La Corée du Nord veut une enquête sur la CIA

Genève Accusé de crimes contre l’humanité, Pyongyang contre-attaque

Le doute s’est instillé et la Corée du Nord compte bien en profiter. Après la rétractation partielle d’un célèbre rescapé des camps nord-coréens qui avait témoigné pour l’ONU, le régime de Kim Jong-un fait feu de tout bois. Les diplomates répètent que les accusations de crimes contre l’humanité portées contre Pyongyang ne tiennent plus.

A la gloire des Kim

A la mission nord-coréenne à Genève, une maison de maître à côté du parc des Eaux-Vives, l’ambassadeur So Se Pyong commence par proposer du thé aux journalistes, installés deux par deux, comme à l’école. Un piano et une batterie tranchent dans le décorum à la gloire de la dynastie Kim. Le diplomate se lance dans un long solo. «J’ai demandé ce jeudi au président du Conseil des droits de l’homme de l’ONU [CDH] la création d’une commission d’enquête sur les tortures commises par la CIA dans le monde. Le récent rapport du Sénat américain n’a révélé que la pointe de l’iceberg».

Si la Corée du Nord présente réellement une résolution à la prochaine session de mars, il lui faudra une majorité des 47 Etats membres. So Se Pyong a bon espoir d’y parvenir grâce à tous les pays excédés par «la sélectivité» du CDH.
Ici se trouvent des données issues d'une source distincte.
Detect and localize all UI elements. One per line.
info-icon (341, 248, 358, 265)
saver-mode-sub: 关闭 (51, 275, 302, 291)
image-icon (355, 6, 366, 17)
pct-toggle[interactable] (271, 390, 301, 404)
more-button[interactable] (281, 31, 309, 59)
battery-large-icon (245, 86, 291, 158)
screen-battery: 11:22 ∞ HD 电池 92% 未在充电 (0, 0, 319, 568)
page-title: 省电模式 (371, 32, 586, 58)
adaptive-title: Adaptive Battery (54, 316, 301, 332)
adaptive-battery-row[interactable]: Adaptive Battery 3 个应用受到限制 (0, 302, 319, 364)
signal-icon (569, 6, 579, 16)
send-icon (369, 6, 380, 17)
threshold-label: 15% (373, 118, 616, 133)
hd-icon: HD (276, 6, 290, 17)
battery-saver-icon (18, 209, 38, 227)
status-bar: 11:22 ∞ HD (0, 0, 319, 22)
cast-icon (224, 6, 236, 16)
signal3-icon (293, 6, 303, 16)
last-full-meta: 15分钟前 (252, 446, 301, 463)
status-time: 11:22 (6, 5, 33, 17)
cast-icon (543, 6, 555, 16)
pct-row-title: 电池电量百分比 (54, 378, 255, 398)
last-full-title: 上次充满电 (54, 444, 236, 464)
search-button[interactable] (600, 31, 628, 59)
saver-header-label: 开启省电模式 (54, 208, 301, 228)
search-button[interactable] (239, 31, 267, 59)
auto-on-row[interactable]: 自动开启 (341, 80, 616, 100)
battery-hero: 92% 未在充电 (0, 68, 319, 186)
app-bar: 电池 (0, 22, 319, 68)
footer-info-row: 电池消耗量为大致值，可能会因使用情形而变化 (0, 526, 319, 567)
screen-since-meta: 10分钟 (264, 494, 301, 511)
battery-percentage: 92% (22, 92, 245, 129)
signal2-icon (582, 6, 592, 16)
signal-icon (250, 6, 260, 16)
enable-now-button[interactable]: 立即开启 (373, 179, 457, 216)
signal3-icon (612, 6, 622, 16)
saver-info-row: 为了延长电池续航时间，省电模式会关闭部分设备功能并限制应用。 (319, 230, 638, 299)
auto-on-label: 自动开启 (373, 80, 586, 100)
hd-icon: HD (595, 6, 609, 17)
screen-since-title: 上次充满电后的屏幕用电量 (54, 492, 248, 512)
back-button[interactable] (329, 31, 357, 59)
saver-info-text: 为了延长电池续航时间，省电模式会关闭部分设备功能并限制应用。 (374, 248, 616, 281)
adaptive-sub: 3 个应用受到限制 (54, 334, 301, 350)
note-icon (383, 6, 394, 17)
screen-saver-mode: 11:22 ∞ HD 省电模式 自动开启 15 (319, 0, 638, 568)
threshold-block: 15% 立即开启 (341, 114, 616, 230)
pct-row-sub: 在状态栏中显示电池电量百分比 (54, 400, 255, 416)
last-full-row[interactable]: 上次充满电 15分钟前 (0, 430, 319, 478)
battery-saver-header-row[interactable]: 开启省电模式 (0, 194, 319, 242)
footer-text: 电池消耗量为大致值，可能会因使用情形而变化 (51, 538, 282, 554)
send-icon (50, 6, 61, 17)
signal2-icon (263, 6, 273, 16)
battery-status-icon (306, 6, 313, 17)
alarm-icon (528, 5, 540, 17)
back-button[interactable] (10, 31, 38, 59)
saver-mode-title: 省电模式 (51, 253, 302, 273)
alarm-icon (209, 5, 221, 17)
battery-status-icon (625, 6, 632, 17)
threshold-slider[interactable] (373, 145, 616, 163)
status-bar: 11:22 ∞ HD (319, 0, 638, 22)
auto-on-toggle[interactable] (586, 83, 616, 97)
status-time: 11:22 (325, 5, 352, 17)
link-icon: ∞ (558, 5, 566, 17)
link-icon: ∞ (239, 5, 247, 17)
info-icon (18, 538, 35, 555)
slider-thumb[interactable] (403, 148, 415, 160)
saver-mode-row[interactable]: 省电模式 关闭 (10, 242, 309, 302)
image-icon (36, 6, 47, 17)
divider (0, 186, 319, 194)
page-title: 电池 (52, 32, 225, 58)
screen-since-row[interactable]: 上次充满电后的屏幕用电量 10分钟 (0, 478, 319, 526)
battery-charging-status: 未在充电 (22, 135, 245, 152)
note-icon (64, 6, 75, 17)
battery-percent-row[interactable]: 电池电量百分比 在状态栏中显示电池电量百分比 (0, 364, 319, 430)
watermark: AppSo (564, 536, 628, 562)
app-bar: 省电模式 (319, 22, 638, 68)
En attendant de planter cette épine dans le pied de son vieil ennemi américain, Pyongyang estime que le rapport accablant de l’ONU est «invalidé» par les récents aveux de Shink Dong-hyuk. Ce témoin clef est le seul détenu né dans un camp nord-coréen à avoir réussi à s’en échapper grâce à une brèche ouverte dans la clôture par un camarade mort électrocuté. Encore enfant, il dit avoir vu sa mère et son frère se faire exécuter sous ses yeux après qu’il a été forcé de les dénoncer. Il aurait aussi été torturé pendant plusieurs mois.

Après l’avoir entendu ainsi que 300 autres témoins ayant fui la Corée du Nord, la commission d’enquête, présidée par le juge australien à la retraite Michael Kirby, avait conclu à des crimes contre l’humanité comparables à ceux de l’Allemagne nazie. Cela avait ouvert la voie à des poursuites contre les dirigeants nord-coréens.

Mais, dimanche, Shink Dong-hyuk s’est excusé sur sa page Facebook auprès de tous ses soutiens et a annoncé qu’il se retirait de la campagne contre le régime nord-coréen. «Nous avons tous des histoires que nous voulons cacher», a-t-il écrit. Le jeune homme venait d’admettre qu’il avait été détenu, la plupart du temps dans un autre camp, au régime moins draconien. La pression était devenue trop forte sur le jeune homme, aujourd’hui âgé de 34 ans. En automne dernier, les Nord-Coréens ont diffusé une vidéo de son père qu’il croyait mort. Ce dernier accuse son fils d’avoir menti sur toute la ligne. L’auteur de Rescapé du camp 14 , le journaliste américain Blaine Harden a annoncé qu’il corrigerait le livre. L’ONU, en revanche, n’envisage pas de réviser son rapport. Lassé par les questions de journalistes, Michael Kirby a pris sa plume pour le Guardian . «C’est une bagatelle. Son camp n’avait que deux étoiles sur l’échelle de l’horreur, contre trois pour le camp 14. Mais, en Corée du Nord, tous les camps sont suffisamment horribles.»